2.Pendekatan Hukum Alam.
Dalam pendekatan hukum alam tidak terlepas dari Hukum Kehutanan yang mengatur hak-hak penguasaan atas hutan dan hasil hutan, dimana menurut UU No. 5 Tahun 1967 tentang Ketentuan-ketentuan Pokok Kehutanan (LN.8/1967, TLN. 2832), Hutan adalah suatu lapangan bertumbuh pohon-pohon yang secara keseluruhan merupakan persekutuan hidup alam hayati beserta alam lingkungannya yang oleh Pemerintah ditetapkan sebagai hutan, industri, kayu bakar, bambu, rotan, rumpu-rumputan dan hasil hewan seperti satwa buru, satwa elok. Berdasarkan Hukum Adat sebagai dasar pembangunan hukum, didalam mengadakan unifikasi hukum adalah tidak memilih Hukum Adat sebagai dasar utama pembangunan Hukum Tanah yang baru., yang secara sadar diadakan kesatuan hokum yang memuat lembaga-lembaga dan unsur-unsur yang baik, baik yang terdapat dalam Hukum Adat maupun Hukum Baru. Pada umumnya orang melihat dan mengartikan Hukum Adat hanya sebagai hukum positif yaitu sebagai hukum yang merupakan suatu rangkaian norma-norma hukum, yang menjadi pegangan bersama dalam kehidupan bermasyarakat. Hal tersebut berbeda sekali dengan norma-norma hukum tertulis, yang dituangkan dengan sengaja secara tegas oleh Penguasa Legislatif dalam bentuk peraturan perundang-undangan, norma-norma Hukum Adat saebagai hukum tidak tertulis adalah rumusan-rumusan para ahli (hukum) dan hakim. Rumusan-rumusan tersebut bersumber pada rangkaian kenyataan mengenai sikap dan tingkah laku para anggota masyarakat hukum adat dalam menerapkan konsepsi dan asas-asas hukum, yang merupakan perwujudan kesadaran hukum warga masyarakat hukum adat tersebut dalam menyelesaikan kasus-kasus konkret yang dihadapai. Atas dasar penjelasan tersebut, dimana penulis membahasan mengenai ketentuan Hukum Adat dan Undang Undang Pokok Agraria, karena kedua landasan hukum ini adalah merupakan landasan yang fudamental bagi ketentuan-ketentuan atau norma-norma Lingkungan Hidup, yang pada dasarnya tidak terlepas dari norma-norma Hukum Adat, Sosiologi dan Hukum Agraria. Dimana ketiga ketentuan atau norma/perundang-undangan saling berhubungan sangat kental atau erat sekali, karena pada umumnya yang menjadi objek kajiannya adalah mengenai penguasaan tanah, masyarakat dan Pemerintah.

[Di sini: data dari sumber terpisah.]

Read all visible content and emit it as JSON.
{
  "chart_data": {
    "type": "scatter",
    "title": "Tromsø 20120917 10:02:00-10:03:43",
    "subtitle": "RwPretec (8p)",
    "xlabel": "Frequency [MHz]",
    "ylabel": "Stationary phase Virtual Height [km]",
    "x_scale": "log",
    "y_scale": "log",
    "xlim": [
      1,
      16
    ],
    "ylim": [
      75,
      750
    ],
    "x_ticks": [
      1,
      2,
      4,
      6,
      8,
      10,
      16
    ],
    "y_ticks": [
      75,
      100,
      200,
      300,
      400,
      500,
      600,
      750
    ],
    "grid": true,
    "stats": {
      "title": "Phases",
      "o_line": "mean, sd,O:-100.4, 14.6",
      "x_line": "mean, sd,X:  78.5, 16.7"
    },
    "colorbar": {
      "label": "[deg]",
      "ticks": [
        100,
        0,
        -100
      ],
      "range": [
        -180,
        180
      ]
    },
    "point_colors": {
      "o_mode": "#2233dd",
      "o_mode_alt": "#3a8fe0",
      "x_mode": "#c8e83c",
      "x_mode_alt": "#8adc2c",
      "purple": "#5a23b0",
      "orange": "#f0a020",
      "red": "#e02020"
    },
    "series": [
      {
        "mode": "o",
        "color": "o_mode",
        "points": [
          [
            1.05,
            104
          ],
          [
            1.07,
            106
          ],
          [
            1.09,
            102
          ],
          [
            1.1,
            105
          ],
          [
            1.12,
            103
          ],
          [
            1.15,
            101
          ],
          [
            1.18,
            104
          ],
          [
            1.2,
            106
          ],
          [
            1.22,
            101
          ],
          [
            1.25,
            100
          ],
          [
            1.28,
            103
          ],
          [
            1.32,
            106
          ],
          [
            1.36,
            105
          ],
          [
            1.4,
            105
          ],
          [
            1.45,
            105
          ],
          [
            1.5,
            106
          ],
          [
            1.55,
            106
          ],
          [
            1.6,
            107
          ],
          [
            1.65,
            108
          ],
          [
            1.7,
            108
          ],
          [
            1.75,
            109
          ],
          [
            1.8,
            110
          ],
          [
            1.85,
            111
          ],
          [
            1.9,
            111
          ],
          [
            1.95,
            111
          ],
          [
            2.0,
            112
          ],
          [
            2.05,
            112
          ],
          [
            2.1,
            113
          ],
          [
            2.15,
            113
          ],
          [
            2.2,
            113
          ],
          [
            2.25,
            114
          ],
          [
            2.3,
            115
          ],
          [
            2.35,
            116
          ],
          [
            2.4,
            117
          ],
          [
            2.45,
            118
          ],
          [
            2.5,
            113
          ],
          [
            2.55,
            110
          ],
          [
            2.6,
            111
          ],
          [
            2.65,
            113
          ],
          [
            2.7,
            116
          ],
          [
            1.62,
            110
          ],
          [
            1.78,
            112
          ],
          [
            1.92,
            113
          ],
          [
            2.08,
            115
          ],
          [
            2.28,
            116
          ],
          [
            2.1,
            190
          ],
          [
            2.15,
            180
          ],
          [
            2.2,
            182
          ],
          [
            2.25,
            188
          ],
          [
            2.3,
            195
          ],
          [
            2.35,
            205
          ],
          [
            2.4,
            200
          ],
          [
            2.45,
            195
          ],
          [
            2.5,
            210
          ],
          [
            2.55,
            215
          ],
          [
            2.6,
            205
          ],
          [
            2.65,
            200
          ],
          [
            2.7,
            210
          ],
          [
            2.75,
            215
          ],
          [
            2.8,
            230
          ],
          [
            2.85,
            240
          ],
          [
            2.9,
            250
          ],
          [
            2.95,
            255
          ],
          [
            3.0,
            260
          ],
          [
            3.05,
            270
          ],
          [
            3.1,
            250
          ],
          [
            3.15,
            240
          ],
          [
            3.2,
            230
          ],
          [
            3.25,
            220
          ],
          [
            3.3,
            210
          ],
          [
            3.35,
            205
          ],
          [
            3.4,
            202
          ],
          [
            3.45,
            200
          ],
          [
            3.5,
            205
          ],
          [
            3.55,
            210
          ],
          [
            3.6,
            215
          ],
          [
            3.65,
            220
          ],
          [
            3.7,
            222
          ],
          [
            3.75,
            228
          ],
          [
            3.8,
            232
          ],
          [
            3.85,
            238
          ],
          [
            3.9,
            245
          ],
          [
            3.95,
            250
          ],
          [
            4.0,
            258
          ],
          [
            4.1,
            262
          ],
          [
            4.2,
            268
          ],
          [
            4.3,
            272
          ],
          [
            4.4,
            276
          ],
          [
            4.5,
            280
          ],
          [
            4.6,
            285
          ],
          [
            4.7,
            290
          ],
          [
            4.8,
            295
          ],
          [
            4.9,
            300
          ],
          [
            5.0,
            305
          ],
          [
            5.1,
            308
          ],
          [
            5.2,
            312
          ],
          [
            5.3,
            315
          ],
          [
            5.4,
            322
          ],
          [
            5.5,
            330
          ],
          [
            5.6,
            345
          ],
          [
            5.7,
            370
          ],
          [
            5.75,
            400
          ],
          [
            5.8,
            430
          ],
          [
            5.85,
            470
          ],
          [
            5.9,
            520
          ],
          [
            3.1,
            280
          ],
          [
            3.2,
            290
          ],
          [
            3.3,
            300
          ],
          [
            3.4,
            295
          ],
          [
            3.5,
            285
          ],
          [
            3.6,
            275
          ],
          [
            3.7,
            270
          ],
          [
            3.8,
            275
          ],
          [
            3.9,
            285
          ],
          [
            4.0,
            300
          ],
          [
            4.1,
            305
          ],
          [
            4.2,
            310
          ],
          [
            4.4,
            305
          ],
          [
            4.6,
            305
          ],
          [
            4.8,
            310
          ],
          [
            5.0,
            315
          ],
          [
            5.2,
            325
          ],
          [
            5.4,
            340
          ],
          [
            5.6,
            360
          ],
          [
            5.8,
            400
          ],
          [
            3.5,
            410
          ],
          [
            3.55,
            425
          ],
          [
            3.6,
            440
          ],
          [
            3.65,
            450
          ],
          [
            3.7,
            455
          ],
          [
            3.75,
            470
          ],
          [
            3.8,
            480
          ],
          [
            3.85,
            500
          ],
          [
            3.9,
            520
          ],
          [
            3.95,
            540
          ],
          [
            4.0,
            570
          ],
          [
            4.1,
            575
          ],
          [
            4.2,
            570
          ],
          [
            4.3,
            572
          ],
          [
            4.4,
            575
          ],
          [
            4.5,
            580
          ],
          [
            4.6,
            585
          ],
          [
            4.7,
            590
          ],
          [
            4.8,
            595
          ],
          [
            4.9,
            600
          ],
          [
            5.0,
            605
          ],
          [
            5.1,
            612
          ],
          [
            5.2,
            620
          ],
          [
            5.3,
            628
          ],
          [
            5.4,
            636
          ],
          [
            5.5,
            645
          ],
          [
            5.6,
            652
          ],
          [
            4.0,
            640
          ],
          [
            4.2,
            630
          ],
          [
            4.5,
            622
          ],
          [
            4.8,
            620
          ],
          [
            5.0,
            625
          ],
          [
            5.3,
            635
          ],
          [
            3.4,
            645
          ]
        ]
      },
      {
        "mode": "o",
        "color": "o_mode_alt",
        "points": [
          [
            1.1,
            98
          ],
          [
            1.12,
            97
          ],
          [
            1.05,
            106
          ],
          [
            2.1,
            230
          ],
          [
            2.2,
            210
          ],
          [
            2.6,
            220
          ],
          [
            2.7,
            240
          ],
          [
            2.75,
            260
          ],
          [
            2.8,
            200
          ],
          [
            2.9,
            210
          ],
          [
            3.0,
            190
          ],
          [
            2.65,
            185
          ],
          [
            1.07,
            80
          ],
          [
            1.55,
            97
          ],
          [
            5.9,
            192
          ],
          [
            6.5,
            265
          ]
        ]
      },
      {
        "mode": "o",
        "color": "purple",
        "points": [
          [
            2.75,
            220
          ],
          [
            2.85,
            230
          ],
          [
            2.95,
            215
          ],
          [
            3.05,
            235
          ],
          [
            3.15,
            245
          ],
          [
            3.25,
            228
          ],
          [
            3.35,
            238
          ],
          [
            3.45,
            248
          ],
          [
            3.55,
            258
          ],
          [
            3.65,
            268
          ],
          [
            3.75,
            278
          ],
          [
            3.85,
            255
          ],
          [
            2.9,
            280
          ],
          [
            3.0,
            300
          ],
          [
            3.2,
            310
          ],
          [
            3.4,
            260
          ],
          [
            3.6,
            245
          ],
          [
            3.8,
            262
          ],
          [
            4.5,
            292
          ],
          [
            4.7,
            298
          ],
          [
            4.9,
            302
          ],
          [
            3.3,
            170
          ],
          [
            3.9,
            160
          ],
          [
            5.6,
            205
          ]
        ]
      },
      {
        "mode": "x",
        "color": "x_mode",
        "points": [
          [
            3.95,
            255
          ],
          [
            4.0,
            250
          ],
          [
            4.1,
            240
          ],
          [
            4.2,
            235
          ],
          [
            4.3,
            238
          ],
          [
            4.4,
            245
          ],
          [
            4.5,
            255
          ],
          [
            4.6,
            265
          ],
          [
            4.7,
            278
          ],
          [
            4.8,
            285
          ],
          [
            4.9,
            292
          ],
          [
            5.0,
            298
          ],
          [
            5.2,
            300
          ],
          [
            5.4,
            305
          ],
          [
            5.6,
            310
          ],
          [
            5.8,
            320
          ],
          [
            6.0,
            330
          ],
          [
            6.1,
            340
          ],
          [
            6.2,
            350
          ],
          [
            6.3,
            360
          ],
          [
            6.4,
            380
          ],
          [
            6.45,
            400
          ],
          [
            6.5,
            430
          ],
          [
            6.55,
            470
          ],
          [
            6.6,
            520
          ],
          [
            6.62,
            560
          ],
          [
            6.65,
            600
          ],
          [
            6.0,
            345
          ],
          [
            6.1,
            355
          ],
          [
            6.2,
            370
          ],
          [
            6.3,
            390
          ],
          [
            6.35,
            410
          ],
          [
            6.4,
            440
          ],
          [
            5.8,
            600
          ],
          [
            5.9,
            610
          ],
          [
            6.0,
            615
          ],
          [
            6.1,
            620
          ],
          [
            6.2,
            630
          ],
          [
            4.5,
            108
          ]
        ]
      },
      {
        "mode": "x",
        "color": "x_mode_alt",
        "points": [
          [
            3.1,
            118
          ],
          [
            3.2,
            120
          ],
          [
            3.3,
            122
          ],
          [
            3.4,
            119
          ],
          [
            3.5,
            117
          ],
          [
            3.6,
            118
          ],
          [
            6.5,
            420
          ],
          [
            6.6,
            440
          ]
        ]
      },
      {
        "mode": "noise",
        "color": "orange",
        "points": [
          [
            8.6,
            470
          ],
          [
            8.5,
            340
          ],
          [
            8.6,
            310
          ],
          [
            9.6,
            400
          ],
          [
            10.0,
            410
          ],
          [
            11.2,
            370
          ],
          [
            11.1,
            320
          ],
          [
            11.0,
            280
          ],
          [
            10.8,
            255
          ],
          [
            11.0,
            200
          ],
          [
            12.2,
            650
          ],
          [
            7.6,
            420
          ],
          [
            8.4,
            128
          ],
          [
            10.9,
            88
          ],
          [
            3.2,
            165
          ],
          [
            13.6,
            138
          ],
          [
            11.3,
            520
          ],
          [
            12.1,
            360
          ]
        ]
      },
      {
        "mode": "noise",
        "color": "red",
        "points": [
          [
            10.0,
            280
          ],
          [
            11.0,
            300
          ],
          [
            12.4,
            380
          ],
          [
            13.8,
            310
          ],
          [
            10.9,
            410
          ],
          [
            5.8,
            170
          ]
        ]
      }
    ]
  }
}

Kajian Hukum Lingkungan Hidup, Adalah merupakan komponen aspek social yang perlu dikaji secara mendalam didalam menyusus analisis mengenai dampak lingkungan sehingga dampak negatif akibat suatu kegiatan terhadap komponen tersebut dapat dikelola dengan baik, dimana aspek social dalam analisis mengenai dampak lingkungan (AMDAL) adalah telaah yang dilakukan terhadap komponen demografi, dan budaya serta merupakan bagian yang tidak terpisahkan dari komponen lain dalam penyusunan AMDAL. Dimana analisis mengenai dampak lingkungan sebagaimana dimaksud dalam Pasal 1 angka 2 Peraturan Pemerintah No. 51 tahun 1993 tentang analisis mengenai dampak lingkungan (AMDAL) adalah hasil studi mengenai dampak penting suatu atau kegiatan yang direncanakan terhadap lingkungan hidup yang diperlukan bagi proses pengambilan keputusan.
Atas dasar tersebutlah bahwa pedoman teknis kajian aspek social menjadi penting dalam menyusun AMDAL dan ini merupakan bagian yang tidak dapat dipisahkan dari kajian-kajian komponen lain dengan tujuan untuk memahami dan melakukan kajian mengenai aspek-aspek social dalam penyusunan Amdal, untuk memahami segala aspek biogeofisik dan social dalam AMDAL dan untuk membantu mempermudah proses penyusunan aspek social dalam studi AMDAL.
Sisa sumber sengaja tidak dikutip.